Susie Ibarra
Susie Ibarra is known for her innovative style and cultural fluency as a composer, improviser, percussionist, and humanitarian.
Biography
As a composer/percussionist, Ibarra creates live and immersive music that explores rhythm, indigenous practices, and interaction with cities and the natural world. She is a Yamaha, Paiste, and Vic Firth drum artist and is a 2014 TED senior fellow.
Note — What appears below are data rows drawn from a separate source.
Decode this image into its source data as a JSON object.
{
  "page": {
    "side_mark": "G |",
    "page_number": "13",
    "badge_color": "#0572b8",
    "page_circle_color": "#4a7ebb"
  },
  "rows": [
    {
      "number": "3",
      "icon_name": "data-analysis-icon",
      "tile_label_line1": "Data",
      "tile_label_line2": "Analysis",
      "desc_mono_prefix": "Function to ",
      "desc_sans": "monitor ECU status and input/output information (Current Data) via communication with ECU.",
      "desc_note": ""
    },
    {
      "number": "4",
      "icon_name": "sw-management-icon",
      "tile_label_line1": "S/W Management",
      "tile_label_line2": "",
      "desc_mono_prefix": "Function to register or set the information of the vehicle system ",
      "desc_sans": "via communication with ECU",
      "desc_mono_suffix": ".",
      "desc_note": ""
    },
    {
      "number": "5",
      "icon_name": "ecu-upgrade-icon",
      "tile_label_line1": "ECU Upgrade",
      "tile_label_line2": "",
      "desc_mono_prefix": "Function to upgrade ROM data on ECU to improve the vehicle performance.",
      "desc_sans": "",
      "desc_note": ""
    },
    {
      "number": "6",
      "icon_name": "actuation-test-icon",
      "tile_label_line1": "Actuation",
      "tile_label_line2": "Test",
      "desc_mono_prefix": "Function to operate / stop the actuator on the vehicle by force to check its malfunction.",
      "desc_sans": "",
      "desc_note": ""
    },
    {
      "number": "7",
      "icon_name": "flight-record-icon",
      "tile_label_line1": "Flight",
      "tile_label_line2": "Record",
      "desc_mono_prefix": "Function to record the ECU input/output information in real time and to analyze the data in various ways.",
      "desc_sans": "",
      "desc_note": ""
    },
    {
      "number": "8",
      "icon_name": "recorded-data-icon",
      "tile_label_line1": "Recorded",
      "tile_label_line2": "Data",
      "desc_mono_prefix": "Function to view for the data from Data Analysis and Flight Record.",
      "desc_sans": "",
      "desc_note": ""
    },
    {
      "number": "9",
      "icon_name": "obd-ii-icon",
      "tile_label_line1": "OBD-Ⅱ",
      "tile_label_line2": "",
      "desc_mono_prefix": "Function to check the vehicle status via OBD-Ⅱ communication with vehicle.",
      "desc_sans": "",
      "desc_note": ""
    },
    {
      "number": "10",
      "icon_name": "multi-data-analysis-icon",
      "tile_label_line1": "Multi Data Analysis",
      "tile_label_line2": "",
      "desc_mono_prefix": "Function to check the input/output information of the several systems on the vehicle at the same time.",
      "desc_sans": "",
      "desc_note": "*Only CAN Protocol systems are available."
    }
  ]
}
Her work includes Mirrors and Water, a composition and sonic installation commissioned for Ai Wei Wei’s Circle of Animals/Zodiac Signs at the sculpture trail of the National Museum of Wildlife Art, Jackson, Wyoming, 2015; Digital Sanctuaries, a modular music app walk that remaps cities with sanctuaries of music and engages with historical and cultural sites within a city, with music composed by Electric Kulintang and commissioned by Lower Manhattan Cultural Council and City of Asylum Pittsburgh; Circadian Rhythms, commissioned for Earth Day 2013 at EMPAC at Rensselaer Polytechnic Institute, inspired by endogenous rhythms for 80 percussionists and 8.1 surround sound of Macaulay Library recordings; The City, a Radio Radiance commission for Young Peoples Chorus of New York City; We Float, a 2014 commission by Ecstatic Music Festival with singer songwriter Mirah, a sonic retelling of space explorations; and The Cotabato Sessions, a digital music film and album that captures one family legacy of gong-chime kulintang music in Mindanao, Philippines.
Ibarra was a music faculty member at Bennington from 2012 to 2020, she also taught at the Elizabeth Coleman Center for Advancement of Public Action (CAPA) during that time. Her teaching at CAPA focused on her work in rebuilding cities with the arts, art intervention, and advocacy for human rights extended equally to women and girls.